The scene is grim and scary and beautifully described: nuts-and-bolts sorcery, played for keeps.

And now through every window came a light into the chamber as of skies paling to the dawn. Yet not wholly so; for never yet came dawn at midnight, nor from all four quarters of the sky at once, nor with such swift strides of increasing light, nor with a light so ghastly. The candle flames burned filmy as the glare waxed strong from without: an evil pallid light of bale and corruption, wherein the hands and faces of King Gorice and his disciple showed death-pale, and their lips black as the dark skin of a grape where the bloom has been rubbed off from it.

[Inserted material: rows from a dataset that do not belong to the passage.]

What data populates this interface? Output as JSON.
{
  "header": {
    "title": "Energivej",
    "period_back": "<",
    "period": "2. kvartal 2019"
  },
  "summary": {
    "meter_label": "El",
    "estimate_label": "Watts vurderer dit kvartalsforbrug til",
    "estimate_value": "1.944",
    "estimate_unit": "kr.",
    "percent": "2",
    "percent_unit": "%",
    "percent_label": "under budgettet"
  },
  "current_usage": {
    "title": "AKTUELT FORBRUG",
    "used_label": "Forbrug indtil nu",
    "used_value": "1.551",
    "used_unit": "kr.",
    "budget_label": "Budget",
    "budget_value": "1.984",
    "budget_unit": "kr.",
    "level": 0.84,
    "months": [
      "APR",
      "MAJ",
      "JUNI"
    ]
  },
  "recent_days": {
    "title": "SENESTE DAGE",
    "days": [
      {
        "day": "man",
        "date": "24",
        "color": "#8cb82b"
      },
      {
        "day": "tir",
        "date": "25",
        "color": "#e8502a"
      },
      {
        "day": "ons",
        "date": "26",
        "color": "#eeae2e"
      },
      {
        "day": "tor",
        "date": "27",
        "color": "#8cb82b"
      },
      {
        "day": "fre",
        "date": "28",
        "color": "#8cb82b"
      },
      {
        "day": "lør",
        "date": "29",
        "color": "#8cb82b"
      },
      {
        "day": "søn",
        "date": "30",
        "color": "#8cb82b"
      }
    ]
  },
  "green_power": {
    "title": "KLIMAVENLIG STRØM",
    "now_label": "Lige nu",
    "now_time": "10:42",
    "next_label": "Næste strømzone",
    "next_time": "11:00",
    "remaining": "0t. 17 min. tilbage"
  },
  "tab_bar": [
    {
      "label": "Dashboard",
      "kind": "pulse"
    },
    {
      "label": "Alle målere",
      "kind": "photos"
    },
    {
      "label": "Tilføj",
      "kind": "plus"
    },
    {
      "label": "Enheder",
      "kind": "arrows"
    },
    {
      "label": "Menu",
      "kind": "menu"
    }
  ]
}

And matters go badly. The King does summon the demonic presence, and assigns it a task...

But now was the King's endurance clean spent, so that his knees failed him and he sank like a sick man into his mighty chair. But the room was filled with a tumult as of rushing waters, and a laughter above the tumult like to the laughter of souls condemned. And the King was reminded that he had left unspoken that word which should dismiss his sending.

...

Yet was Gro mindful, even in that hideous storm of terror, of the ninety-seventh page whereon the King had shown him the word of dismissal, and he wrenched the book from the king's palsied grasp and turned to the page. Scarce had his eye found the word, when a whirlwind of hail and sleet swept into the chamber, and the candles were blown out and the tables overset. And in the plunging darkness beneath the crashing of the thunder Gro pitching headlong felt claws clasp his head and body. He cried in his agony the word, that was the word TRIPSARECOPSEM, and so fell a-swooning.


Damn kids nowadays, with their World Of Warcraft and their Hogwarts Academy, they just don't understand good old-fashined magic, dammnit.